今月初めまで開催していた特別展「千島・樺太・北海道 アイヌのくらし」では、約100年前に収集された資料を中心に、当時のアイヌ文化を紹介した。古い生活用具や儀礼具などをとおして、アイヌの知恵と技、美意識などについてご覧いただけたと思う。
しかし、世界の民族博物館では、過去の資料だけを展示することが問題となっている。なぜなら、古い資料を見た人たちに「今でもかつてと変わらぬ生活をしている」、あるいは「現在はその民族はいなくなった」という誤解を与える可能性があるからだ。
今回も、現代のアイヌ文化を知ってもらうための資料が必要であると考え、熊送り儀礼の祭壇模型の複製を作ることになった。もとの資料は70年以上前に作られたもので、組み立てられないほどに傷んでしまっていたからである。
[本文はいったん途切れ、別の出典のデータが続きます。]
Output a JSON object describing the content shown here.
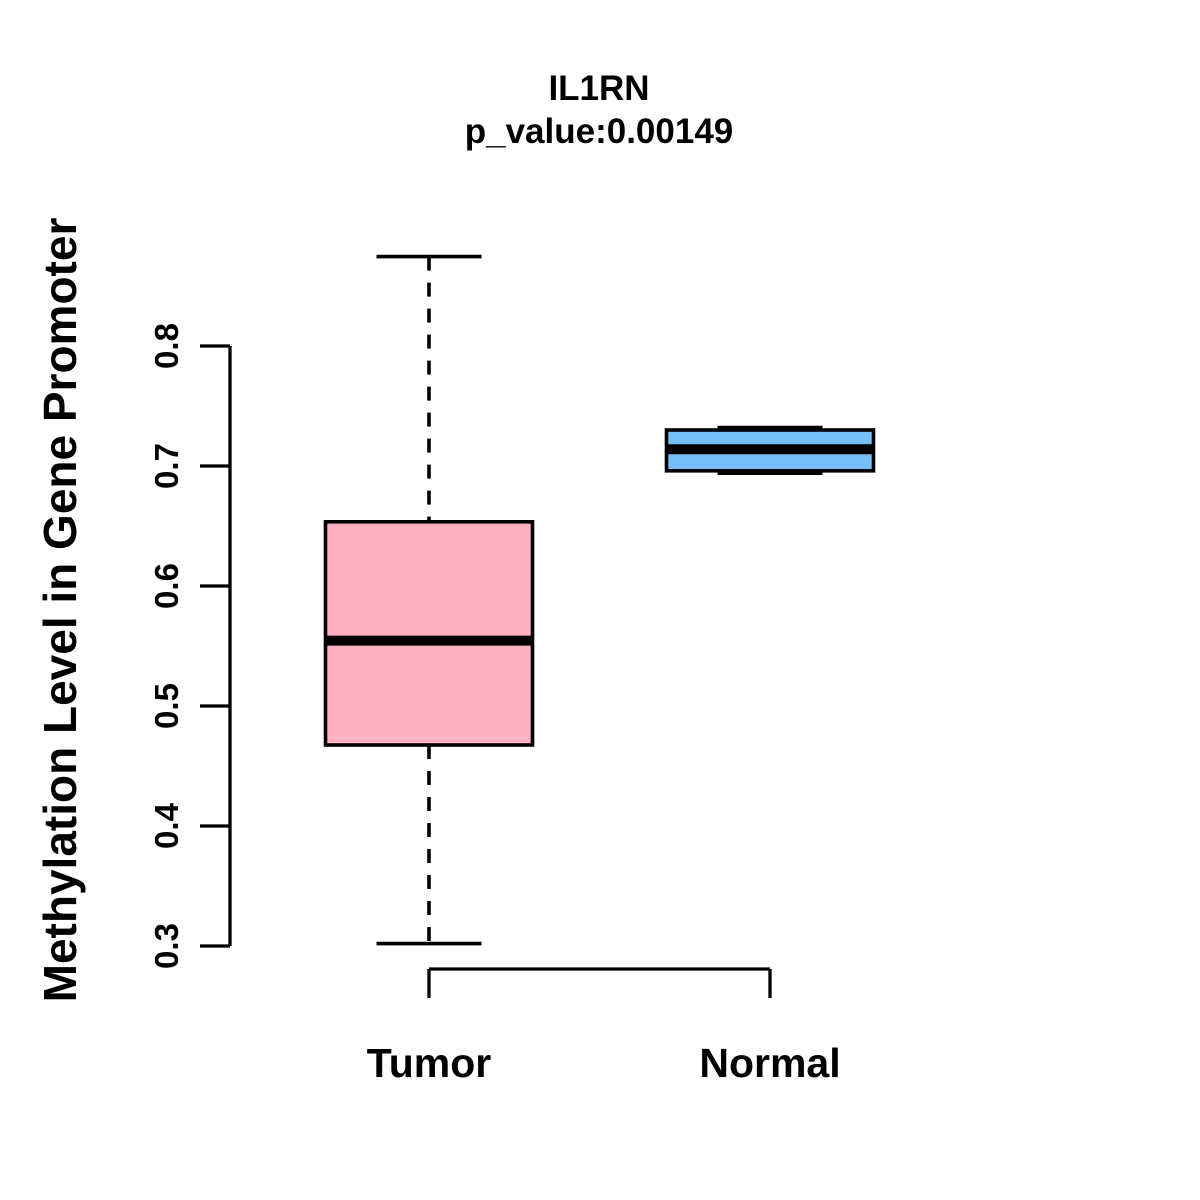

アイヌ文化の担い手たちによって見事な祭壇ができた。丹念にもとの資料を調べ、祈りをささげて材料の木を切り、熱心に製作した。その様子を追った映像をとおして、ジーパンにTシャツ姿の若者が、文化継承に取り組んでいることを知っていただけたと思う。
先住民文化の再生には、社会全体による理解が肝要であり、複製資料の展示がその一助となることを願っている。